Ameaças persistentes avançadas (APT) utilizam múltiplos vetores de ataque em explorações personalizadas e complexas. A principal característica desse tipo de ameaça é a persistência de forma oculta por um longo período de tempo, com o objetivo de exfiltrar dados ou conduzir interrupção sustentada das operações de negócios de um alvo. Pode ser considerada uma técnica de persistência:
- A)Criar uma conta;
Certa, porque criar uma conta permite ao atacante manter acesso persistente ao sistema, mesmo após outras tentativas de limpeza.
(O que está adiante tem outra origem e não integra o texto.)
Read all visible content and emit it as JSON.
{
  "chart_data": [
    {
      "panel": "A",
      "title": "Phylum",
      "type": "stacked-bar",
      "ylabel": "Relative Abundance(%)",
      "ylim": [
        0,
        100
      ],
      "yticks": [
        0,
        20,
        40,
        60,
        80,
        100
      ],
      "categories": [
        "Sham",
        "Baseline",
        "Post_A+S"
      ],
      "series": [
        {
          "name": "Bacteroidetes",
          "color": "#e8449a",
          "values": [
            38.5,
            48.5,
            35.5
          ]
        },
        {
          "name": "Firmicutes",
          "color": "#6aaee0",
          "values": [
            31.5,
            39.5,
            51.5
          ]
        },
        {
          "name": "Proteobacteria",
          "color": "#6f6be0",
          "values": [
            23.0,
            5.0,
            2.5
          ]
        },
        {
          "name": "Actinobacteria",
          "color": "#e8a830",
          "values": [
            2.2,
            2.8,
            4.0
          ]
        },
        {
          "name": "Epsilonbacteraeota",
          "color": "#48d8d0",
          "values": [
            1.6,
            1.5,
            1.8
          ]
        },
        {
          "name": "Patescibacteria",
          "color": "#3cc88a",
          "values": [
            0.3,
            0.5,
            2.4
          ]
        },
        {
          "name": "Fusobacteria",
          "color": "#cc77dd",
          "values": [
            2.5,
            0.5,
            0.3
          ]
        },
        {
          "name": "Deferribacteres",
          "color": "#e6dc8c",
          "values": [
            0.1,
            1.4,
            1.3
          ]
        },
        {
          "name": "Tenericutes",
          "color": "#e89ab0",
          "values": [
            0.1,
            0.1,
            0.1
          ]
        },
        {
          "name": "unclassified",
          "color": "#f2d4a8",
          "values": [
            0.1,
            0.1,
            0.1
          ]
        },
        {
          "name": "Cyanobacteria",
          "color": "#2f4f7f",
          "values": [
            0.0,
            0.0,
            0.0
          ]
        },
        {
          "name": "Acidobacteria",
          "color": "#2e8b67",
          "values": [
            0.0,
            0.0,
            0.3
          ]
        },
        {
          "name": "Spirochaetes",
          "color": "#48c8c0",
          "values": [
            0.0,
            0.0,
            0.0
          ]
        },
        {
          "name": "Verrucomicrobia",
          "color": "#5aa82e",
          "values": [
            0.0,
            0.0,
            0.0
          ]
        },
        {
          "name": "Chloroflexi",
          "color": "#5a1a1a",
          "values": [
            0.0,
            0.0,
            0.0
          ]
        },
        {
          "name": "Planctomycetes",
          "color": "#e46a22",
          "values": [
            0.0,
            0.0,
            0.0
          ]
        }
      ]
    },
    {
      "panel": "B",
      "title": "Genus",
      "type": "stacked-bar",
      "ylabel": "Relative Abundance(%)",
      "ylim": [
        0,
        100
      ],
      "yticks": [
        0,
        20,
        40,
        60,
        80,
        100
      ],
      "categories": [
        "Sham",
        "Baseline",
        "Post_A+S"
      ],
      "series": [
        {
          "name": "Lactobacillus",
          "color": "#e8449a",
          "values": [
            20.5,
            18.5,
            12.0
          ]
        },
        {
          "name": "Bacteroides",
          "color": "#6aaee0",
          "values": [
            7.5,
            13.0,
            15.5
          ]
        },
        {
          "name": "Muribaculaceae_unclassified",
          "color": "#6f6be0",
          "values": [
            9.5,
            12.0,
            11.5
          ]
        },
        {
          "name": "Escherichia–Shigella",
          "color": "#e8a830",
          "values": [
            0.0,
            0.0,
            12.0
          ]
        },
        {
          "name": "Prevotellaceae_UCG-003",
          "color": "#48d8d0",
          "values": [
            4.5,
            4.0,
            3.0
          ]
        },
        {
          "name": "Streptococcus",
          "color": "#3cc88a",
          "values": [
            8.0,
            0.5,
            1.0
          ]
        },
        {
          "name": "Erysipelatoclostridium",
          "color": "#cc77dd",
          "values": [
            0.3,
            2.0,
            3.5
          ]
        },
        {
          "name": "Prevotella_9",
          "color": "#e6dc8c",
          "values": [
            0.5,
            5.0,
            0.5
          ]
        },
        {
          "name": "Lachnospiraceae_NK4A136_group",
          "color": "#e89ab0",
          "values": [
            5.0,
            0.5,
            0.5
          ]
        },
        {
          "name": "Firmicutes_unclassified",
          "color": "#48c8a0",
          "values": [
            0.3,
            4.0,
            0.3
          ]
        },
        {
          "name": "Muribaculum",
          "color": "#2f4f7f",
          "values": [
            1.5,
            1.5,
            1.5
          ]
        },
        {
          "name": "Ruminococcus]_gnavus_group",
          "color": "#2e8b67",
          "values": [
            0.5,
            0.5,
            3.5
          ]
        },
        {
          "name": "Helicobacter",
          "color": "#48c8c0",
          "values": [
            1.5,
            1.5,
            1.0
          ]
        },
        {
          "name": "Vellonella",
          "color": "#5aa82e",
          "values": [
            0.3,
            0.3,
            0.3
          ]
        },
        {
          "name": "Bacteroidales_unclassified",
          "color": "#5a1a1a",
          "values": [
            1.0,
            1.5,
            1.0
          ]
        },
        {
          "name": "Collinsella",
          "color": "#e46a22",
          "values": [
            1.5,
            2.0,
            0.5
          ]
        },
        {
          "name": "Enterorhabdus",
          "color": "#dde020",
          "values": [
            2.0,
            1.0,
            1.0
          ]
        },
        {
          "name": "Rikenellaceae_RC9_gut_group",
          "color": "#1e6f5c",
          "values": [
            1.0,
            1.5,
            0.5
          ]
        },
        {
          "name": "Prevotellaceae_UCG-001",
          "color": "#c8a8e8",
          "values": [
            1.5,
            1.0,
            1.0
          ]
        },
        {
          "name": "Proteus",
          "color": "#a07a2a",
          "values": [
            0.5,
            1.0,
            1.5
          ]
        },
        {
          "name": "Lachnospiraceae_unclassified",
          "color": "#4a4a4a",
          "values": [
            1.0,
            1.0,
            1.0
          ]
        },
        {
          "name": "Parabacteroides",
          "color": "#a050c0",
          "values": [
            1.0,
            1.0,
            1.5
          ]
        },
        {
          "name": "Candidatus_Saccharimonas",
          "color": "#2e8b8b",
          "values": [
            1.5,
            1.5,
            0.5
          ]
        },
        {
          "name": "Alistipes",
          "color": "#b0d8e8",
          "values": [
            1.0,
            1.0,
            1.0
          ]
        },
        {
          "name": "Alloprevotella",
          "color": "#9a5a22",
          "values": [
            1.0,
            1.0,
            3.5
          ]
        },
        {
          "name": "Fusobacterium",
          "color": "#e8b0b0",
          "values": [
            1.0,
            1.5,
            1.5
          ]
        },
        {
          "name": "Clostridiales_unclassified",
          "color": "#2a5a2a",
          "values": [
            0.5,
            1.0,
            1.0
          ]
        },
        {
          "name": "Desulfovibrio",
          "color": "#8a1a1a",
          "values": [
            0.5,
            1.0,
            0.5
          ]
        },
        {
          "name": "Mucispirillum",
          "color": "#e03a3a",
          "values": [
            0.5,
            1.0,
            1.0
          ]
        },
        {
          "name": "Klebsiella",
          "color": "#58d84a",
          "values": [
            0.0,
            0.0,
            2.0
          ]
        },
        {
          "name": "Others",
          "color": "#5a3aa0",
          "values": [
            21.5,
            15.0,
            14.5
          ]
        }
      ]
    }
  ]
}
- B)Alternate Data Streams (ADS);
Errada, porque Alternate Data Streams é uma técnica de ocultação de dados no NTFS, não a forma clássica de manter persistência.
- C)Exploit;
Errada, porque exploit é o código ou método que explora uma vulnerabilidade, ou seja, serve para ataque/exploração, não para persistência.
- D)Program packing;
Errada, porque program packing é uma técnica de empacotamento/ofuscação de código para dificultar análise, não um mecanismo de persistência.
- E)Codificação de dados.
Errada, porque codificação de dados é usada para representar ou esconder informação, mas não caracteriza persistência em APT.
Gabarito: A
APT, ou ameaça persistente avançada, é aquele ataque que não chega fazendo barulho. Em vez de tentar uma única porta, o atacante usa várias fases, personaliza a exploração e tenta ficar escondido por bastante tempo dentro do ambiente da vítima. O objetivo costuma ser exfiltrar dados, manter acesso contínuo ou até atrapalhar operações sem ser percebido. Quando a questão fala em técnica de persistência, ela quer algo que ajude o invasor a continuar voltando ao sistema mesmo depois de reinicializações, limpeza parcial ou troca de credenciais. Uma das formas clássicas disso é criar uma conta nova, normalmente com privilégios que permitam acesso duradouro. Assim, o atacante não depende só do primeiro ponto de entrada. Por isso, o gabarito é a letra A. Criar uma conta é um mecanismo de persistência porque mantém um caminho de acesso ativo para o invasor, muitas vezes disfarçado de usuário legítimo. Em APT, isso é bem típico: o invasor quer permanecer no ambiente sem levantar suspeita. As outras alternativas tratam de técnicas diferentes, mais ligadas a exploração, ofuscação ou ocultação de dados, mas não são, por si, o conceito clássico de persistência. Em provas da FGV, vale pensar assim: persistência é o truque para continuar dentro da rede; exploração é o jeito de entrar ou executar; ofuscação é o jeito de esconder.